This guide explains how to create bindings and how lexical scope works on the Lispex v1 input surface. Execution semantics are out of scope; examples use standard forms only.
Top‑level bindings with define
Use define to bind an identifier at the top level.
(define x 10)
(define y (+ x 5)) ; y ⇒ 15
Names that are reserved keywords cannot be bound.
Understanding Scope
Lispex uses lexical scoping: scope is determined by program structure.
Rule of thumb: code can look “outward” for variables, not “inward”.
When you use a variable, the interpreter searches for it in this order:
- The current, innermost scope.
- If not found, it checks the parent scope (the scope that contains the current one).

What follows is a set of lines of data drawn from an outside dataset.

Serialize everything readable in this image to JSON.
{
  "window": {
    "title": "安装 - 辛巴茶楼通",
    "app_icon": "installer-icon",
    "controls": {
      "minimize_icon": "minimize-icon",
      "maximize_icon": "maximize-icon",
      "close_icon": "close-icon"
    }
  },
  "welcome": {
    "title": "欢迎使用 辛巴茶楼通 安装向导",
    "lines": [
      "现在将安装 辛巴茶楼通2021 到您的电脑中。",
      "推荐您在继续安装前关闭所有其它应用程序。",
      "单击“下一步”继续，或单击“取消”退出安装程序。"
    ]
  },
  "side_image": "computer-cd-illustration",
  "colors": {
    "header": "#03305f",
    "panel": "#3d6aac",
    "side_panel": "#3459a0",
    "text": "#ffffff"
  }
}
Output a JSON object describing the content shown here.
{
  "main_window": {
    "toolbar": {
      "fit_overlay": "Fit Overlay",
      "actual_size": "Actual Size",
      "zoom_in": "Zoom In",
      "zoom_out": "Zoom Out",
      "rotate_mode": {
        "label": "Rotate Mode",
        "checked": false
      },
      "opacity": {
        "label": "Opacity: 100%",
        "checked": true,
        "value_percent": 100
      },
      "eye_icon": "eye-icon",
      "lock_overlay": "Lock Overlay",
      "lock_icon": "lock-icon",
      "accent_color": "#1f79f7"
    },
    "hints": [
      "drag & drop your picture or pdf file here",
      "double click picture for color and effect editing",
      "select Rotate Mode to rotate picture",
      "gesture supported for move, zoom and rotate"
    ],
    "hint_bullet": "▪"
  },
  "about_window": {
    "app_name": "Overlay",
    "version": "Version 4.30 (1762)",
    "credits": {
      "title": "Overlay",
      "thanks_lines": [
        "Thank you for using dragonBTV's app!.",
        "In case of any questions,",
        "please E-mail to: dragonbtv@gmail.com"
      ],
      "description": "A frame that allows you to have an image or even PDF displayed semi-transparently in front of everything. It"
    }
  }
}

- ...and so on, all the way up to the global scope.
(define global-val 100)
(let ((outer 3))
(let ((inner 4))
(+ global-val (* outer inner)))) ; ⇒ 112
;; `inner` is not visible here; only `global-val` is.
Creating New Scopes
You typically create nested scopes with let (and friends) or via function calls.
1. let for Local Bindings
(let ...) creates local bindings that exist only within its body.
(define x 10)
(let ((x 20) (y 5))
(+ x y)) ; ⇒ 25
x ; ⇒ 10 (outer binding)
let* evaluates and binds sequentially; letrec enables mutually recursive local definitions.
;; let* sequencing
(let* ((a 1)
(b (+ a 2))) ; sees a = 1
(+ a b)) ; ⇒ 4
;; letrec local recursion
(letrec ((loop (lambda (xs acc)
(if (null? xs) acc
(loop (cdr xs) (+ acc (car xs)))))))
(loop (list 1 2 3) 0)) ; ⇒ 6
2. Function calls
Function calls create a fresh scope for parameters and locals.
(define x 100)
(define (my-func param)
(let ((local 10))
(+ x param local)))
(my-func 50) ; ⇒ 160
Mutation uses set! on an existing binding:
(define n 1)
(set! n (+ n 1)) ; n ⇒ 2
Functions “see” bindings from their definition environment via lexical scope; see Functions & Closures for more.